The past four or five years of involvement in gender-critical feminism has led me to one obvious conclusion: lots of people are very stupid. Even people you previously thought were clever are often stupid. People you imagined were capable of critical thought follow the crowd, just as much as the sort of people who voted Trump or who think Bill Gates has put a chip in the Covid vaccine. The only difference is the crowd being followed: what's fashionable amongst the supposedly educated middle-class is different from what's fashionable amongst the uneducated and unskilled.

On the plus side, I now have a much greater affection and admiration for the people who have shown themselves to be sane, intelligent and courageous - the JK Rowlings and Chimamanda Ngozi Adichies of the world.

Blibbyblobby · 17/06/2021 15:54

I posted this (slightly rewritten) on another thread but fits here as well I think...

I think many liberal/progressive people hear this "poor trans people suffering in the wrong body, living a lie" narrative, and superficially it seems very close to other oppressed groups who fight against the social role/stereotype imposed on them by society so they instinctively feel it's something they as good people should support.
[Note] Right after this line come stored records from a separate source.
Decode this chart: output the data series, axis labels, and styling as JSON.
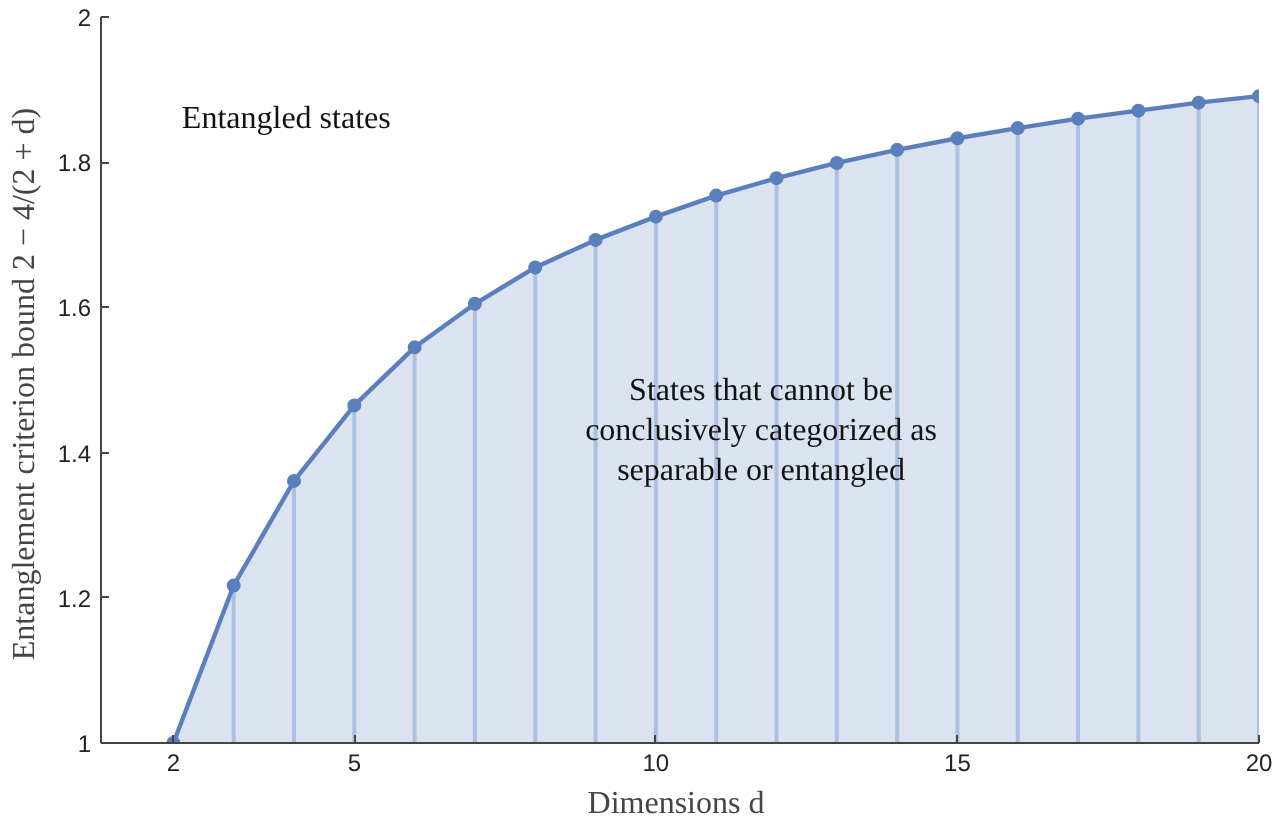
{
  "chart_data": {
    "type": "area",
    "xlabel": "Dimensions  d",
    "ylabel": "Entanglement criterion bound  2 − 4/(2 + d)",
    "x": [
      2,
      3,
      4,
      5,
      6,
      7,
      8,
      9,
      10,
      11,
      12,
      13,
      14,
      15,
      16,
      17,
      18,
      19,
      20
    ],
    "series": [
      {
        "type": "lollipop",
        "marker": "circle",
        "color": "#5b7fbd",
        "values": [
          1.0,
          1.217,
          1.361,
          1.465,
          1.545,
          1.605,
          1.655,
          1.693,
          1.725,
          1.754,
          1.778,
          1.799,
          1.817,
          1.833,
          1.847,
          1.86,
          1.871,
          1.882,
          1.891
        ]
      },
      {
        "color": "#5b7fbd",
        "values": [
          1.0,
          1.217,
          1.361,
          1.465,
          1.545,
          1.605,
          1.655,
          1.693,
          1.725,
          1.754,
          1.778,
          1.799,
          1.817,
          1.833,
          1.847,
          1.86,
          1.871,
          1.882,
          1.891
        ]
      }
    ],
    "xlim": [
      0.8,
      20
    ],
    "ylim": [
      1,
      2
    ],
    "xticks": [
      2,
      5,
      10,
      15,
      20
    ],
    "yticks": [
      1,
      1.2,
      1.4,
      1.6,
      1.8,
      2
    ],
    "annotations": [
      "Entangled states",
      "States that cannot be\nconclusively categorized as\nseparable or entangled"
    ]
  }
}
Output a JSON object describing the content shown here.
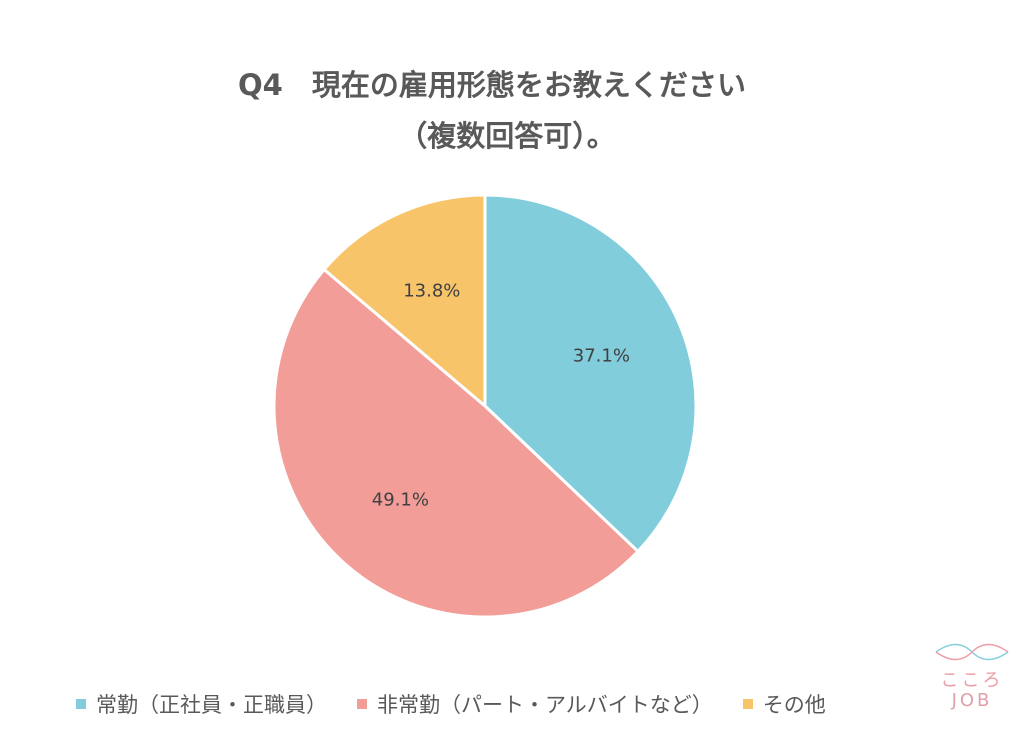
{
  "chart_data": {
    "type": "pie",
    "title_lines": [
      "Q4　現在の雇用形態をお教えください",
      "（複数回答可）。"
    ],
    "slices": [
      {
        "name": "常勤（正社員・正職員）",
        "value": 37.1,
        "label": "37.1%",
        "color": "#82cddb"
      },
      {
        "name": "非常勤（パート・アルバイトなど）",
        "value": 49.1,
        "label": "49.1%",
        "color": "#f29d97"
      },
      {
        "name": "その他",
        "value": 13.8,
        "label": "13.8%",
        "color": "#f8c46a"
      }
    ],
    "start": "12 o'clock",
    "direction": "clockwise",
    "legend_position": "bottom"
  },
  "logo": {
    "line1": "こころ",
    "line2": "JOB",
    "wave_colors": [
      "#86cfdc",
      "#ec9da6"
    ]
  }
}
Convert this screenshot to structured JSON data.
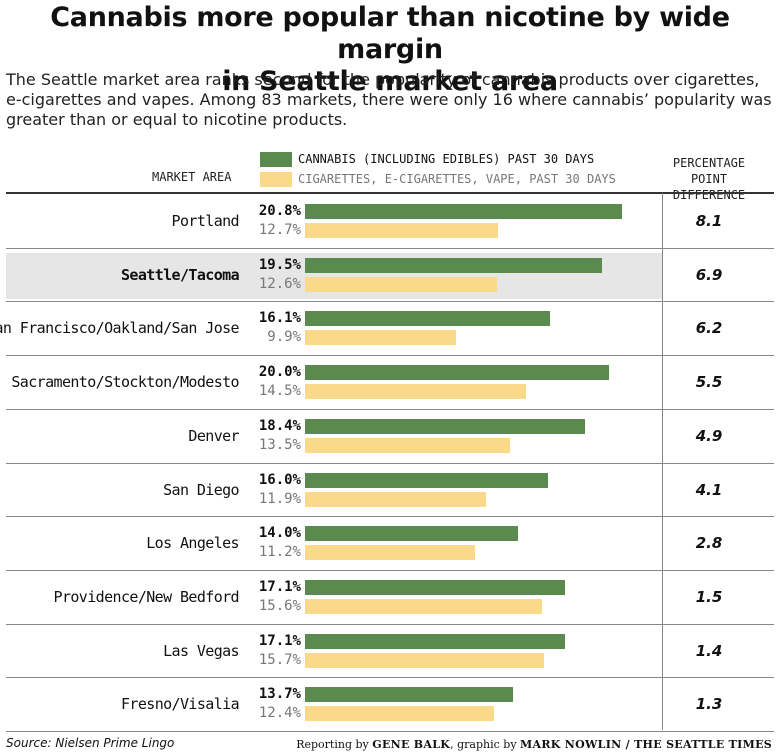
{
  "title_line1": "Cannabis more popular than nicotine by wide margin",
  "title_line2": "in Seattle market area",
  "subtitle_line1": "The Seattle market area ranks second for the popularity of cannabis products over cigarettes,",
  "subtitle_line2": "e-cigarettes and vapes. Among 83 markets, there were only 16 where cannabis’ popularity was",
  "subtitle_line3": "greater than or equal to nicotine products.",
  "header": {
    "market_area": "MARKET AREA",
    "pct_line1": "PERCENTAGE",
    "pct_line2": "POINT DIFFERENCE"
  },
  "legend": {
    "cannabis": "CANNABIS (INCLUDING EDIBLES) PAST 30 DAYS",
    "nicotine": "CIGARETTES, E-CIGARETTES, VAPE, PAST 30 DAYS"
  },
  "colors": {
    "cannabis": "#5b8a4e",
    "nicotine": "#fbd98b",
    "highlight": "#e6e6e6"
  },
  "chart_data": {
    "type": "bar",
    "orientation": "horizontal",
    "categories": [
      "Portland",
      "Seattle/Tacoma",
      "San Francisco/Oakland/San Jose",
      "Sacramento/Stockton/Modesto",
      "Denver",
      "San Diego",
      "Los Angeles",
      "Providence/New Bedford",
      "Las Vegas",
      "Fresno/Visalia"
    ],
    "series": [
      {
        "name": "CANNABIS (INCLUDING EDIBLES) PAST 30 DAYS",
        "values": [
          20.8,
          19.5,
          16.1,
          20.0,
          18.4,
          16.0,
          14.0,
          17.1,
          17.1,
          13.7
        ]
      },
      {
        "name": "CIGARETTES, E-CIGARETTES, VAPE, PAST 30 DAYS",
        "values": [
          12.7,
          12.6,
          9.9,
          14.5,
          13.5,
          11.9,
          11.2,
          15.6,
          15.7,
          12.4
        ]
      }
    ],
    "cannabis_labels": [
      "20.8%",
      "19.5%",
      "16.1%",
      "20.0%",
      "18.4%",
      "16.0%",
      "14.0%",
      "17.1%",
      "17.1%",
      "13.7%"
    ],
    "nicotine_labels": [
      "12.7%",
      "12.6%",
      "9.9%",
      "14.5%",
      "13.5%",
      "11.9%",
      "11.2%",
      "15.6%",
      "15.7%",
      "12.4%"
    ],
    "differences": [
      "8.1",
      "6.9",
      "6.2",
      "5.5",
      "4.9",
      "4.1",
      "2.8",
      "1.5",
      "1.4",
      "1.3"
    ],
    "highlight": "Seattle/Tacoma",
    "xlim": [
      0,
      20.8
    ]
  },
  "source": "Source: Nielsen Prime Lingo",
  "credit": {
    "prefix": "Reporting by ",
    "reporter": "GENE BALK",
    "mid": ", graphic by ",
    "artist": "MARK NOWLIN / THE SEATTLE TIMES"
  }
}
Tag-teaming LGB has created such strong associations with "the right side of history" that they don't consider it worthy of challenge. The assumption is that the arguments in favour of LBG acceptance and rights were fair so the arguments for whatever TRAs are demanding must be as well. They aren't looking at the details.
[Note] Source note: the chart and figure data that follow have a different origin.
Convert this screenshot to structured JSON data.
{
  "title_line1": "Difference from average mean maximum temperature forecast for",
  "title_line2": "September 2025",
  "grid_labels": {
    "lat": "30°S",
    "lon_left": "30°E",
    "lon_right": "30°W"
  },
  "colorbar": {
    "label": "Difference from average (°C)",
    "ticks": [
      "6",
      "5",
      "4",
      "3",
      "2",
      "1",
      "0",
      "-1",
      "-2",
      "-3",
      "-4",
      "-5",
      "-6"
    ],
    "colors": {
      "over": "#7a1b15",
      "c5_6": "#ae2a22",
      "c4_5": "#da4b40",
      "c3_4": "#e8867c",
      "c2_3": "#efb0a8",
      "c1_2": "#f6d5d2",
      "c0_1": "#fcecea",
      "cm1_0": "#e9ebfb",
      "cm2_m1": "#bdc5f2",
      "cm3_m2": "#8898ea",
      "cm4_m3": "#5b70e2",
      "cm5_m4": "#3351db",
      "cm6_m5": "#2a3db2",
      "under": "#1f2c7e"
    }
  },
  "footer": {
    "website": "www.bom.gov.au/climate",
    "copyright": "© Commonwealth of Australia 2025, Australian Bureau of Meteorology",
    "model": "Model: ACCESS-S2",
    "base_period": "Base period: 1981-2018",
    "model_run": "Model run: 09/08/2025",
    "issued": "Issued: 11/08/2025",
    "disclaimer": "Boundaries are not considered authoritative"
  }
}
So it never occurs to them to ask "hang on, how does this idea that a man can born in a woman's body and vice versa fit with the general acceptance that saying men and women are born with different types of personality is regressive sexism? Where exactly is this mannyness or womanyness coming from?" Or "has anyone actually proved that trans women's social role and behaviour is close enough to female people's to justify lumping them together legally, statistically and socially?"

Redapplewreath · 17/06/2021 16:43

It can be helpful to ask someone who is passionate that the experience of TW is identical to female people, whether the experience of female people is identical to TW.

You tend to get shocked outrage that you would dismiss or appropriate the unique experience that only someone who is a TW could possibly understand or speak about. At which point you can point out the extreme differing standards they hold and how very sex based and prejudiced against female people they are.